Top Business Risk Areas for 2023
The overall risk landscape of the past few years has proven complex, but the resilience shown by businesses is remarkable. The plans developed, implemented, and executed during the pandemic and in its wake are now far more resilient. However, 2023 will carry several risks requiring plenty of preparation and proactive and reactive threat management. "Rethinking resilience is a key theme that underlies a diverse set of risks facing organizations in 2023," said Leslee McKnight of Gartner. The research or survey-based reports on 2023 risks from Gartner, ECIIA, Audit Board, Big 4 audit firms, etc., are cited.
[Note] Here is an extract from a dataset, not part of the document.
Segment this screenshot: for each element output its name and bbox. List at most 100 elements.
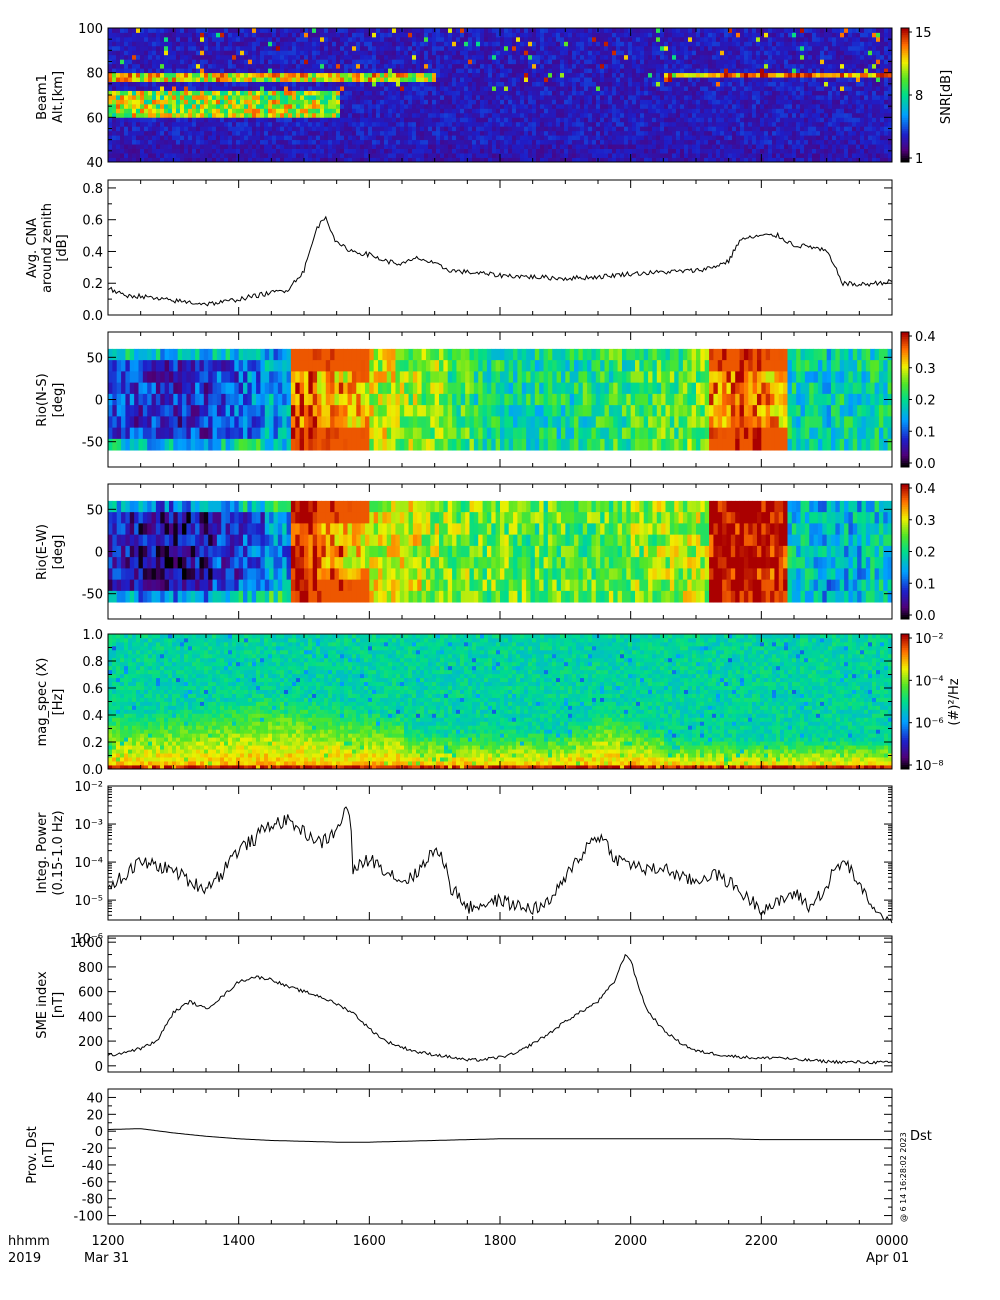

Cybersecurity, IT governance, and data security will be the number one risk in 2023. Ransomware has been a significant threat in 2022, but the nature of cyberattacks is changing. Relatively new hackers now take advantage of sophisticated ransomware as an opportunity. More ominously, "killware" attacks targeting critical infrastructure and threatening lives are prevalent. Cyber and data breaches impact the quality and availability of products and services, trustworthiness and reputation, and financial stability and existence. Hackers seek entry via their less protected third-party suppliers or cloud-enabled systems. IT governance is essential for digital capability and for protecting data assets.
Human capital, diversity, and talent management is the second-highest business risk. The succession challenges and ability to recruit and retain top talent in the tightening market may limit the ability to achieve business goals. The pandemic has accelerated skills shortages with hard-to-fill gaps for crucial projects, such as digitalization – a process to alleviate such deficiencies in the future. Businesses must tackle wage inflation, skill shortages, and the need to offer better psychological support to staff. That entails retooling their organizational culture
ESG (Environmental, Social, and Governance) reporting is in its infancy, but the requirements will be broader and all-encompassing. Therefore, a lack of preparedness could be a threat. Organizations should ensure governance structures to provide reliable information on ESG risks and opportunities. Define ESG disclosures and metrics and identify the data to be captured and curated to comply with local ESG regulations on time.
Knowing threats or risks is only one part of the story. What is important is how to mitigate the same for successful business conduct and sustainability.
Assess key risk areas for the circumstances likely to arise in 2023 and ensure that governance, risk management, and control efforts are coupled to risks.
Focus on systemic risks that create vulnerabilities and ensure risk management provides oversight of such risks. Systemic risk is the risk that a company- or industry-level risk could trigger a huge collapse. Systemic risk is harder to quantify and harder to predict. Management's risk appetite should be updated to provide clarity in decision-making.
Monitor whether an effective and timely mechanism exists to spread information on new cyber threats, countermeasures, and advice throughout the business. Ensure cyber and data controls and policies, including access rights, are correctly implemented, and facilitate breach simulation and tabletop exercises to strengthen defenses and remediation measures. With adequate insurance protection difficult to quantify or purchase, businesses must do all they can to mitigate such risks with their own resources.
Evaluating whether human resource strategies align with the business plans and whether they are suitable when attracting and retaining employees. Assess workforce planning and future skill demand, talent acquisition, and retention strategies. These should include succession planning, capability management, remuneration benchmarking, well-being programs, and training and development. Develop talent metrics that are consistent with relevant business risks.
Understand ESG risks, and support the design and development of robust governance frameworks and control environments.
Risk mitigation plans should be flexible and adaptable and able to dynamically meet the organization's essential needs and solutions. These guidelines are no longer a luxury but necessary If an organization wants to survive and grow.